404 error: citation not found.
The Pharmacy Guild of Australia has called out “petty point scoring” after the RACGP pointed out what appear to be fake references to scientific studies in a guild press release.
It’s just the latest controversy in what is sure to go down as one of the most terrible, horrible, no good and very bad weeks in the guild’s recent history, after the Grattan Institute released a scathing report on the pharmacy sector earlier in the week.
While the Grattan paper certainly made headlines, this latest SNAFU was related to an RACGP-commissioned report from the Sax Institute, released earlier this month.
That report’s top-line finding was that there was substantial uncertainty over the evidence surrounding pharmacist-led prescribing.
At the time, the guild issued a rebuttal asserting that prescribing error rates were 0.7% for pharmacist prescribers but 9.8% for doctors and that consistent international evidence supported the safety and effectiveness of pharmacist prescribing.
The rebuttal contained 11 references to academic papers.
But when the RACGP checked the guild’s work, several references were either non-existent or had been cited incorrectly. Some of the authors cited appeared not to exist, while others did exist but did not write the articles being credited to their name.
In three cases, the authors and article named on the reference written by the guild and the hyperlinked academic article did not match.
One of these was the citation used to assert that pharmacists made fewer prescribing errors than doctors.
The alleged paper, “Prescribing Errors and Associated Factors in Pharmacist Independent Prescribing” by one W Baqir supposedly appeared in pages 149 through 154 of a 2021 issue of the European Journal of Hospital Pharmacy.
While there was a W Baqir who had published on pharmacist prescribing errors in the past, the statistic cited by the guild appeared to have come from an article which actually did appear in that issue of the European Journal of Hospital Pharmacy but was authored by E Turner, M Kennedy and A Barrowcliffe.
What’s more, the actual study compared error rates of qualified hospital pharmacists with more than two years of experience to those of intern and resident medical officer-equivalent doctors, not those of fully trained specialists.
Related
The Australian speculated that some of the citation errors in the guild’s rebuttal were the result of AI hallucinations.
When asked whether this was the case, the guild did not provide a direct answer.
“Predictably the doctors’ lobby dismisses any evidence that goes against their doctor-first control propaganda,” a guild spokesperson told The Medical Republic.
“While the RACGP is focused on petty point scoring on a typo, more than 1 in 4 Australians are waiting an unacceptable time to see a GP. It’s time the RACGP put aside self-interest and put patients first.”

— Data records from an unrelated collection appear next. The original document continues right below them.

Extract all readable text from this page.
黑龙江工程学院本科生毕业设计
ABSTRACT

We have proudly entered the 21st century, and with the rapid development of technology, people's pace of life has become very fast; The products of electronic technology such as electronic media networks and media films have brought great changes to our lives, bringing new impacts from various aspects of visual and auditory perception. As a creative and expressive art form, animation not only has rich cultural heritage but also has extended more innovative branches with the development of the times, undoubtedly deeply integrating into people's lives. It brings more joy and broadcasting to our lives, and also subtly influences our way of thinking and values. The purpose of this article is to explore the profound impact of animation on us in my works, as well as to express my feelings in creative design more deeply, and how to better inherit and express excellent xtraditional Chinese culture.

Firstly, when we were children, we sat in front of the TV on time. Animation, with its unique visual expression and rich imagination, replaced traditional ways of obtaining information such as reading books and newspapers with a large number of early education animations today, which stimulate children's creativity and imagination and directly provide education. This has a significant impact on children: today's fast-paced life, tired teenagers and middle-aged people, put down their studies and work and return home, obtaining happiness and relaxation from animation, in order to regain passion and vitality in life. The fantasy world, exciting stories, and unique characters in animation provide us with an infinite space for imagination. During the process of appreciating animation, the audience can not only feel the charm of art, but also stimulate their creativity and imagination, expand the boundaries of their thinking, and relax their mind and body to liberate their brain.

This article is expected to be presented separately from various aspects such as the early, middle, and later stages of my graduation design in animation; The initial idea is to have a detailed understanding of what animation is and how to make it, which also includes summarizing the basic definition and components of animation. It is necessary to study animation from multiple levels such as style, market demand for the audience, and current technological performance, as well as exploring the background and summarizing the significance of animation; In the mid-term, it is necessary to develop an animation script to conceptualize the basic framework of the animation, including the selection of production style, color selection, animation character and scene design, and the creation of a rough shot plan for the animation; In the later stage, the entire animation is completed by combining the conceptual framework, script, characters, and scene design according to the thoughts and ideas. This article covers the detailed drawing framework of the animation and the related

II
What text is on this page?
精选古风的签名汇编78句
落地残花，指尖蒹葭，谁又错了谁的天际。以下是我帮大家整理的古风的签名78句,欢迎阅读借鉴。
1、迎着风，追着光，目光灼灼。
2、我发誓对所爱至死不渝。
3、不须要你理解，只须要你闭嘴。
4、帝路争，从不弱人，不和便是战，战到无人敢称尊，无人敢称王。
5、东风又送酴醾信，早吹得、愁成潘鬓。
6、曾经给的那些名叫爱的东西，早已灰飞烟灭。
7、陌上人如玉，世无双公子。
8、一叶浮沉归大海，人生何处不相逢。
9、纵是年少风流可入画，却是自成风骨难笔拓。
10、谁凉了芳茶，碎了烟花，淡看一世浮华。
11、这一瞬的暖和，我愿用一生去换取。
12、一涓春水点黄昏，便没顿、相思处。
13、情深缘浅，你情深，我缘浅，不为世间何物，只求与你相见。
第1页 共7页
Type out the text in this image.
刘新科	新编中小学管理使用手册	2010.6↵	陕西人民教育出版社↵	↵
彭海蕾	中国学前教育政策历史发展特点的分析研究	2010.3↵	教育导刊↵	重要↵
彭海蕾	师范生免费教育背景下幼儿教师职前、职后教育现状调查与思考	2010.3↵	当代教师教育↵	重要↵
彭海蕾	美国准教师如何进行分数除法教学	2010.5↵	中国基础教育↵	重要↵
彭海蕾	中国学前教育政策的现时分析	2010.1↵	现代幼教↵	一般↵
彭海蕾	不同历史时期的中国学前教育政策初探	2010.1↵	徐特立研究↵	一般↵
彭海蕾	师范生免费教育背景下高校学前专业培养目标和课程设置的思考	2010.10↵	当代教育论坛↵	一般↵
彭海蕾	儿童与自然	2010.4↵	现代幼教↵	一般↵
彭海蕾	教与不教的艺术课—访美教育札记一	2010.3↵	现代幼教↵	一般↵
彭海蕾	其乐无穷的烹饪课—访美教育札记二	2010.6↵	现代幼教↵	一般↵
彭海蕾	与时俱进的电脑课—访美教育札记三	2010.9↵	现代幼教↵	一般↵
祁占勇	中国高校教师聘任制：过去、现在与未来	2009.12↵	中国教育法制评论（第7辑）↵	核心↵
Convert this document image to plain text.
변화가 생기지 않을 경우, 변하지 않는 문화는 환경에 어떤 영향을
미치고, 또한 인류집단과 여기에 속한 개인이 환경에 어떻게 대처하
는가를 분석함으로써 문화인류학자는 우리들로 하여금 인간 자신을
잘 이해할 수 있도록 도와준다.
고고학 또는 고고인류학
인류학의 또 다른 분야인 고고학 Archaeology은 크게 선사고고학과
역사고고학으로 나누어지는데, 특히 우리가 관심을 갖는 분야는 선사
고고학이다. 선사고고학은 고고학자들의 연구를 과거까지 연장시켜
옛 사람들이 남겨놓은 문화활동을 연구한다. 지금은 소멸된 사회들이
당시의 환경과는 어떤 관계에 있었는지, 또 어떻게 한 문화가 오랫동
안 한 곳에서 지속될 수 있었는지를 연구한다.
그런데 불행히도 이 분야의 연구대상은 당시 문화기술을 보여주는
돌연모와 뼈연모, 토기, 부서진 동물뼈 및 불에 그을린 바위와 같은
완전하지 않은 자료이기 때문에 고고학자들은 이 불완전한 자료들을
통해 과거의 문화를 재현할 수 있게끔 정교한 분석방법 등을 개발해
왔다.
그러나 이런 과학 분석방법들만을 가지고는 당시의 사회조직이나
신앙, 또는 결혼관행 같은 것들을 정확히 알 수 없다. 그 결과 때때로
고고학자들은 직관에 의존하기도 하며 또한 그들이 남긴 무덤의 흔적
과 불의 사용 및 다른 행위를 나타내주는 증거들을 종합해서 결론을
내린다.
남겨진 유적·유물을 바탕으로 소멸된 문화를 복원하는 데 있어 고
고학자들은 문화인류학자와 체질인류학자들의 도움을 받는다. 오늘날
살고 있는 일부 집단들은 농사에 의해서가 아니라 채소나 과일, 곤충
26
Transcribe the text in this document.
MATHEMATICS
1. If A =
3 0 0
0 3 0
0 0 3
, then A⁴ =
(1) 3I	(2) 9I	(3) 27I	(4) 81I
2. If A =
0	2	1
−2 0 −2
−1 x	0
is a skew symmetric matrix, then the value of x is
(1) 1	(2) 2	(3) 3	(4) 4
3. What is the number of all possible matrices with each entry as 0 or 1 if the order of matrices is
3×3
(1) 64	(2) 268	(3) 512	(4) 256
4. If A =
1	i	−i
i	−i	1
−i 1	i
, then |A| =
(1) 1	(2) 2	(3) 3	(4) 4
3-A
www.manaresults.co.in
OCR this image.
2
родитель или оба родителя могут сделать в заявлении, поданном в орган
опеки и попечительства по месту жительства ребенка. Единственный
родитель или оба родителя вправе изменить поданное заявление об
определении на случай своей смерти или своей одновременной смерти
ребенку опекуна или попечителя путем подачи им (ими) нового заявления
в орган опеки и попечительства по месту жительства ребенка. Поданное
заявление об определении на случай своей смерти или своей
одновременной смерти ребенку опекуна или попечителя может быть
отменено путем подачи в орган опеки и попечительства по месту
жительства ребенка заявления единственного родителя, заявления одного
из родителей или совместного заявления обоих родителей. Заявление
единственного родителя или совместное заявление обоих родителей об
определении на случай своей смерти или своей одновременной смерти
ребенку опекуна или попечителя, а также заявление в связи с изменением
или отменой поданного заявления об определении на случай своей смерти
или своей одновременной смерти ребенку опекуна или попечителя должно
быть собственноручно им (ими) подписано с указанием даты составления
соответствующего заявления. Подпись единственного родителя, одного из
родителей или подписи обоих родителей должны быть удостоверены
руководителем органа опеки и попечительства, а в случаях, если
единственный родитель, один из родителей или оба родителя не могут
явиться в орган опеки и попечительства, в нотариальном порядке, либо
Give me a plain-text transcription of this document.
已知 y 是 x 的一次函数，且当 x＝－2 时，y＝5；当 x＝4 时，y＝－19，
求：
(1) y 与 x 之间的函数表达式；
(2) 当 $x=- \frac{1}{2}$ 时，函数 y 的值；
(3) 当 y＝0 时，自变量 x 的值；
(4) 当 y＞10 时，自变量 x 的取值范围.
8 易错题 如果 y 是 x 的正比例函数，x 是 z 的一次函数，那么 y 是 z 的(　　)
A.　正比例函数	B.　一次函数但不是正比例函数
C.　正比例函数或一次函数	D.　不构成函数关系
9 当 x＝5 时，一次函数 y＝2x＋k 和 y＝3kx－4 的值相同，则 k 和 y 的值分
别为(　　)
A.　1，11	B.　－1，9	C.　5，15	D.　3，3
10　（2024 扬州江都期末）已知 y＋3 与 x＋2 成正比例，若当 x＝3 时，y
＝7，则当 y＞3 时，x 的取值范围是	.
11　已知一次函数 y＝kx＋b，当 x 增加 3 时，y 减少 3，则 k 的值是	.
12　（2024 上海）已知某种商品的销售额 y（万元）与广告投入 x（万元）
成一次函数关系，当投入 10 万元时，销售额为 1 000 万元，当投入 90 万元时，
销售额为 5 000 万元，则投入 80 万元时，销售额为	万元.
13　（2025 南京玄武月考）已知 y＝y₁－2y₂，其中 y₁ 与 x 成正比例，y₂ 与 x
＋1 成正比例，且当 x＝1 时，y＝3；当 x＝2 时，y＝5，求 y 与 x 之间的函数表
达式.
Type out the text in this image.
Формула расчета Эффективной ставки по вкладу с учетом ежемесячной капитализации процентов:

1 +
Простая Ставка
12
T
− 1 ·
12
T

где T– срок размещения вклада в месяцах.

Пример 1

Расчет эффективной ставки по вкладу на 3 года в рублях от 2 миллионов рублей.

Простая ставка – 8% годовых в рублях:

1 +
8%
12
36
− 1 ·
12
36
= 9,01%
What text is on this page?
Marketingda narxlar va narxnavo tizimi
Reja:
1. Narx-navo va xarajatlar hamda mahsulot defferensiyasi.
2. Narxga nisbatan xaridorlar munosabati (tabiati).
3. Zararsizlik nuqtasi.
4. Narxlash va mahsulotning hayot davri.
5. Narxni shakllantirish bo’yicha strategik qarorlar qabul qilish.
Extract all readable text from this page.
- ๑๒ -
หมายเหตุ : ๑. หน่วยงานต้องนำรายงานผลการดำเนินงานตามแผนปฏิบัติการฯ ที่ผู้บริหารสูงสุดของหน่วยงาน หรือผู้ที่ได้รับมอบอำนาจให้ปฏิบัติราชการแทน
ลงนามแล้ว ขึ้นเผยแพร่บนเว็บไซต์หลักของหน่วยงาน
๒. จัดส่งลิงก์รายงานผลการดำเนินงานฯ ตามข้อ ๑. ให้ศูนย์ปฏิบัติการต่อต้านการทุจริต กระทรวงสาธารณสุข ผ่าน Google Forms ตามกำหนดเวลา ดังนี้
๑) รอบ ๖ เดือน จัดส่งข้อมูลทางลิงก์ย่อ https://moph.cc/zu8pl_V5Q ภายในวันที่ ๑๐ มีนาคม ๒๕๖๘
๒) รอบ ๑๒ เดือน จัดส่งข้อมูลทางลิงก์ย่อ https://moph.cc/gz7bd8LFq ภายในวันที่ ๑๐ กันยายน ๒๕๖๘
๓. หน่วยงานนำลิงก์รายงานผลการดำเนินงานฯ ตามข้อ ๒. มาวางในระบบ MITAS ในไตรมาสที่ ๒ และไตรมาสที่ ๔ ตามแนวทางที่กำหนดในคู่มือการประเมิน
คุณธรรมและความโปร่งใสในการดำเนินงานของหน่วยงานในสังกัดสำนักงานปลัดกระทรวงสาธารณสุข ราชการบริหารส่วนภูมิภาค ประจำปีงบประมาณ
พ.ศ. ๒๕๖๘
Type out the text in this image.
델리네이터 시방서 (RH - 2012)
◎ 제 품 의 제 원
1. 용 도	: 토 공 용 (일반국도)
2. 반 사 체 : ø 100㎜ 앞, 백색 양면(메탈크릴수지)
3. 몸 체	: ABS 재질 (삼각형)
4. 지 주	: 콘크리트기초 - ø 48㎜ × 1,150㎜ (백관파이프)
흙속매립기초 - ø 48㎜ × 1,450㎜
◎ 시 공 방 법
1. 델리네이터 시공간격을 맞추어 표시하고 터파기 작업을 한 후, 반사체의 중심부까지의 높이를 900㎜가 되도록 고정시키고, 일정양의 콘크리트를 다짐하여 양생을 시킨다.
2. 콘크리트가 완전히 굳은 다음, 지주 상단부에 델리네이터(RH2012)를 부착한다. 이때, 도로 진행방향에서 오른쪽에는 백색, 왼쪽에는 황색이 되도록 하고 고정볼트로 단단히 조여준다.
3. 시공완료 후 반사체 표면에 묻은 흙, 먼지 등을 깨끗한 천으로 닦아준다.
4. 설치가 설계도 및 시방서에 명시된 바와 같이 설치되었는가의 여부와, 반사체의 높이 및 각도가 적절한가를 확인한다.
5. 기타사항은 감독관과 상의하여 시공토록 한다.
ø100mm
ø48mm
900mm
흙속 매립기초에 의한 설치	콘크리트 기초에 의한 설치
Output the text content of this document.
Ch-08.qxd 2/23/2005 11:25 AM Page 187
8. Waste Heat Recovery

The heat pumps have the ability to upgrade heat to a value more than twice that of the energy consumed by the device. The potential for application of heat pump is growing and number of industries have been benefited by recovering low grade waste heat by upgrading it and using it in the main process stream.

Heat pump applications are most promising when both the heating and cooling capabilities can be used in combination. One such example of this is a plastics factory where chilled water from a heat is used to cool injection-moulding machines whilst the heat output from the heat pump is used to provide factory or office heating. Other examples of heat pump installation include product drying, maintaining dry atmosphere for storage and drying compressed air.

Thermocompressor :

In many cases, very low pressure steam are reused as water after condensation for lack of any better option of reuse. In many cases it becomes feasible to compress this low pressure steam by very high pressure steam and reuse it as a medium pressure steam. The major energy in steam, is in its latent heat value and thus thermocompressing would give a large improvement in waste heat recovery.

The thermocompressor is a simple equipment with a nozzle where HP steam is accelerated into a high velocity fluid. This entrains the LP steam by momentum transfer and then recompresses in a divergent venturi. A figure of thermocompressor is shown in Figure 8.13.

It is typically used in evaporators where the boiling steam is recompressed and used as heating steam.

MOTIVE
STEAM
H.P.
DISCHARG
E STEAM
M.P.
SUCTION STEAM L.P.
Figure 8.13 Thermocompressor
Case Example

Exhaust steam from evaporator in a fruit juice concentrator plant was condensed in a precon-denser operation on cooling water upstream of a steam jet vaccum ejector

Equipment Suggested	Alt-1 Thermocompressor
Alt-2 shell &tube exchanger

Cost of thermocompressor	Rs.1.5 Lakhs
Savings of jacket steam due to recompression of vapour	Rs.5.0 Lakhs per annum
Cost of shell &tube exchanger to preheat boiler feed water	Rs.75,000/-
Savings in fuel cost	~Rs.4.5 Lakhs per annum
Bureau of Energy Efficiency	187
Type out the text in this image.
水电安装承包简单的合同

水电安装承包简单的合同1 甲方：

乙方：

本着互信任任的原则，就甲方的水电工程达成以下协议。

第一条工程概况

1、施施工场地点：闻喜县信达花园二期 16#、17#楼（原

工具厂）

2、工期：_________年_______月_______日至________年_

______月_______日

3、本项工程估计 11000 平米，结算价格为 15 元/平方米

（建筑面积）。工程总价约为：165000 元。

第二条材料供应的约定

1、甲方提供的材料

The Grattan’s pharmacy report, by the numbers
$71 million: the profits generated by the guild’s insurance and professional services arm, Guild Group, over the past three years.
7 minutes, 42 seconds: how long the Community Pharmacy Agreement appears to believe that dispensing a ready-prepared medicine takes.
Because the CPA is negotiated behind closed doors, little is known about how the commonwealth dispensing fee of $9.24 for ready-prepared medicine is settled on.
Working backward using an estimated pay rate of $52 per hour and a 1.3 multiplier to capture related on-cost, the Grattan estimated that $9.24 pays for about seven minutes and 42 seconds of a community pharmacist’s time.
$2.79 and $1.54: the allowable additional patient charge and the safety net recording fee, two patient-paid fees the Grattan said could be removed.
The first is a discretionary charge only applied when a patient’s total out-of-pocket cost does not exceed the maximum PBS co-payment.
The second is a fee that pharmacies can charge for the administrative task of recording prescriptions to the PBS safety net. The Grattan believed this task could be automated, similarly to the Medicare safety net.
182: the number of franchisee pharmacies that four key managers of Sigma (Chemist Warehouse) and their families have an ownership interest in as of 2025.
In theory, state rules limit one person to having a financial interest in just six pharmacies.